In general terms, the award categories at media art festivals have been subject to change as the creative uses of technology evolved during the last decades. The FILE PRIX LUX has the advantage of being created at a time in which it can be relatively safe to set up a few broad categories that cover most of the forms of combining art and technology. Only three categories have been established: Interactive Art (which usually refers to objects and installations that respond to inputs from the viewer/s), Digital Language (related to the festival’s title and which embraces any artwork that deals with language, narrative, code or text in a generative or interactive manner) and Electronic Sonority (the category assigned to any artwork in which the production or manipulation of sound is a key element). These three categories prove to be comprehensive, as shown by the diversity of the projects distinguished with a prize or an honorary mention: immersive interactive installations, musical performances, urban interventions, bioart pieces, a collectively created machinima movie and even an iPhone app are among this year’s FILE PRIX LUX awardees.

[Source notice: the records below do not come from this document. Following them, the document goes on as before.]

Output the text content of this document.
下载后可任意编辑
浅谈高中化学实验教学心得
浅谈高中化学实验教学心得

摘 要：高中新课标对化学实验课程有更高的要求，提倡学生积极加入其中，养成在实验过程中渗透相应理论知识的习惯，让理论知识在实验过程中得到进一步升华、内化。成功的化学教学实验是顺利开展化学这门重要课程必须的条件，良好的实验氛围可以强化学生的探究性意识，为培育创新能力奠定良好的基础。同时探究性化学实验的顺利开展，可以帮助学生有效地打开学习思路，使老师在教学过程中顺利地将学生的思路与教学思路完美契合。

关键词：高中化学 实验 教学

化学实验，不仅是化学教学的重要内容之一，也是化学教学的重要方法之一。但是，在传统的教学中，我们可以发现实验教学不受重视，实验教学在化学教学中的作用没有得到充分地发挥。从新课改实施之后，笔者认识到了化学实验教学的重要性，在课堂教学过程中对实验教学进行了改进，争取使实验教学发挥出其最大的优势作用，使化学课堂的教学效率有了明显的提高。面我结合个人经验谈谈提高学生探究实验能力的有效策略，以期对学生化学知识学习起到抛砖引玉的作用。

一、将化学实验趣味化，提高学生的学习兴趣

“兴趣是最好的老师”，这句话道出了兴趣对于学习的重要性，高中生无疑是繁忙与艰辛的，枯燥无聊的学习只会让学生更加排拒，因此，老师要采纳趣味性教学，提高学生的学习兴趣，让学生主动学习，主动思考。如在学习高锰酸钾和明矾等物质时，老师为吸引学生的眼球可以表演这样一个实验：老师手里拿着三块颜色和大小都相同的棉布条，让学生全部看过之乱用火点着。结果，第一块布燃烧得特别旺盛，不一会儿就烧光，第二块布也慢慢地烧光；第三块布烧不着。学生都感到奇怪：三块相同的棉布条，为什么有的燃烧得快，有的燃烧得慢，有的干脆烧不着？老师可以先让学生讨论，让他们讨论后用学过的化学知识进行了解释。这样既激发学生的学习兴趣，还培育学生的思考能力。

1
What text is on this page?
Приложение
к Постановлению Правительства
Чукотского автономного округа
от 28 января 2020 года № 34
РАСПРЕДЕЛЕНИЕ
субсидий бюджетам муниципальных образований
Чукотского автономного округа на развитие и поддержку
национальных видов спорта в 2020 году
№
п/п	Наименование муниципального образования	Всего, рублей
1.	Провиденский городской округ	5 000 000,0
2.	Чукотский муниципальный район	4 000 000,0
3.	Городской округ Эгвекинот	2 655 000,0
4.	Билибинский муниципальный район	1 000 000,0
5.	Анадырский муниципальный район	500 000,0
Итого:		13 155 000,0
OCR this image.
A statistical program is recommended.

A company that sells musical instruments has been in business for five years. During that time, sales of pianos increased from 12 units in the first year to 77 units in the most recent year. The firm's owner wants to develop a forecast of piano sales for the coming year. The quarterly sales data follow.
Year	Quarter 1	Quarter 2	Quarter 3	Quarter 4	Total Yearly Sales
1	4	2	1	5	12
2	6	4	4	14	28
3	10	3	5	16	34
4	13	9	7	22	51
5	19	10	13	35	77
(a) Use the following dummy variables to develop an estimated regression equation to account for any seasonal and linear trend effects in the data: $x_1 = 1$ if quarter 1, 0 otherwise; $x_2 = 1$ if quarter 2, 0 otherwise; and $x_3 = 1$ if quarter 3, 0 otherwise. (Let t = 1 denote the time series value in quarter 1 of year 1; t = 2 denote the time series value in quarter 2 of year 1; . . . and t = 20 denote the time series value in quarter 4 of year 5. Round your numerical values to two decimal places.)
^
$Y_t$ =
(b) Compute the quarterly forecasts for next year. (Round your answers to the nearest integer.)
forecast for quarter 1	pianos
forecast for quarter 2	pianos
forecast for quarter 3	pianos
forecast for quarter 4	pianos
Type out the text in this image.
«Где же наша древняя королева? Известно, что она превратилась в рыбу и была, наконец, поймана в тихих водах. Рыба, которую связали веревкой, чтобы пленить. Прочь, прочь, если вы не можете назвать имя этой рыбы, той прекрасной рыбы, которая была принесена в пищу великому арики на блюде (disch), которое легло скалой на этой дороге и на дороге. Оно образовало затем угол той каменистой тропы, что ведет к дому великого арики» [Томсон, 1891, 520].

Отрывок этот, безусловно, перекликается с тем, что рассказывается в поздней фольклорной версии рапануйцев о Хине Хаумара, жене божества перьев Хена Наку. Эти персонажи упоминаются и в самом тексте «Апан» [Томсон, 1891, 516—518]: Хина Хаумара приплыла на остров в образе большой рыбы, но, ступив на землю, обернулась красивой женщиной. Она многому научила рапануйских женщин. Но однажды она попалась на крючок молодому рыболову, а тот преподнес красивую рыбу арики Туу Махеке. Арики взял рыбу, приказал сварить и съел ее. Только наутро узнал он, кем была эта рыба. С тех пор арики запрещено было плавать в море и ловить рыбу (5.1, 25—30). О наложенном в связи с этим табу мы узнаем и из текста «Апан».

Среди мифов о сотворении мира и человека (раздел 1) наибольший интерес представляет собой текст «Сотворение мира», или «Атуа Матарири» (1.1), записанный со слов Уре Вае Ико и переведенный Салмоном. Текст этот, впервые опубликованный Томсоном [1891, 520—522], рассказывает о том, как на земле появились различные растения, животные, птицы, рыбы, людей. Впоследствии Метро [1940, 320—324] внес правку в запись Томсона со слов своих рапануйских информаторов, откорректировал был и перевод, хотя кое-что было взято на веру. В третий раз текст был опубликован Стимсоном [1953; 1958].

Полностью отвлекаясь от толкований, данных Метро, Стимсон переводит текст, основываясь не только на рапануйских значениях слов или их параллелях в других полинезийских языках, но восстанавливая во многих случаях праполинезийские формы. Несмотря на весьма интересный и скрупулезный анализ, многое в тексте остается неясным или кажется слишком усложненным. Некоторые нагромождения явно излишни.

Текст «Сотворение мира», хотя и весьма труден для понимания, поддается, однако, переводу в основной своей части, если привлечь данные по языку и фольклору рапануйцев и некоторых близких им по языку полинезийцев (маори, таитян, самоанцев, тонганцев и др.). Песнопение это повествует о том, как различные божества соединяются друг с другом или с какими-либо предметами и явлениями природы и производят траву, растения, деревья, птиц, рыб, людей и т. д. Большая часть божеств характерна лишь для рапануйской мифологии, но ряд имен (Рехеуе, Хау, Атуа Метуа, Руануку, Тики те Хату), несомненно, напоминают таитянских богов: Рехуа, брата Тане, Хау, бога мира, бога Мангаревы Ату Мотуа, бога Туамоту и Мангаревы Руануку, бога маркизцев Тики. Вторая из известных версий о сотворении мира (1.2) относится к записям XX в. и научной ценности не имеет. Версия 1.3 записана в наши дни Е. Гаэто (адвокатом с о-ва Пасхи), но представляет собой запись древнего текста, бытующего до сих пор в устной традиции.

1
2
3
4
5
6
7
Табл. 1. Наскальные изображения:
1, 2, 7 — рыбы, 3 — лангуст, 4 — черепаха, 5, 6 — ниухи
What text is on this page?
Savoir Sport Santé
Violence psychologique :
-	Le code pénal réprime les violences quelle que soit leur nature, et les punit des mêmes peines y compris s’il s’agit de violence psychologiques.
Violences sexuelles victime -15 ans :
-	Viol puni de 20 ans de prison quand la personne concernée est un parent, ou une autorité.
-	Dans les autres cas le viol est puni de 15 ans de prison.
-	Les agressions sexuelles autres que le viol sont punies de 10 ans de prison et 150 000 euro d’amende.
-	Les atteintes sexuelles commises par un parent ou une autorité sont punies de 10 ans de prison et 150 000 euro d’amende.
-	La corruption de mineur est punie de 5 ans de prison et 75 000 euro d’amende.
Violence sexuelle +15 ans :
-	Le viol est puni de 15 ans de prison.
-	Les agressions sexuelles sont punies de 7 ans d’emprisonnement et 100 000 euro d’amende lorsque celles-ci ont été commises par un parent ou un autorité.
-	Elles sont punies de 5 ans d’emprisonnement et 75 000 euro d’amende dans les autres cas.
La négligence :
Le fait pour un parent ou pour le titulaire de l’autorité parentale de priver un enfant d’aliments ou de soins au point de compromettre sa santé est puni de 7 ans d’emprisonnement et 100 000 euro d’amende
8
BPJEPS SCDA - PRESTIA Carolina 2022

In the Interactive Art category, the winners are Ernesto Klar for Relational Lights (1st prize) and Kurt Henschläger for Zee (2nd prize). Both present immersive environments in which light and space are key elements, although the interaction is totally different. Klar’s work invites the viewer to interact with two projected geometric drawings inspired by the work of Lygia Clark. In a hazy dark room, the viewer sees two T-shaped projections of white light on the ground, which form a three-dimensional space which reacts to the visitor’s presence. The interaction is playful and really beautiful in its simplicity, whilst also limited in time: after a few minutes, the projections suddenly stop reacting to the user’s movements and reconfigure themselves in a new shape. This abrupt interruption is consciously introduced by the artist in order to remind the viewer that the artwork has a life of its own. In contrast, Henschläger’s Zee takes place mostly in the mind of an audience exposed to an overdose of audiovisual stimuli in a foggy room. Continuing the experience of his acclaimed performance FEED, this time the artist allows the viewer to walk around the space and have a more meditative sensory experience.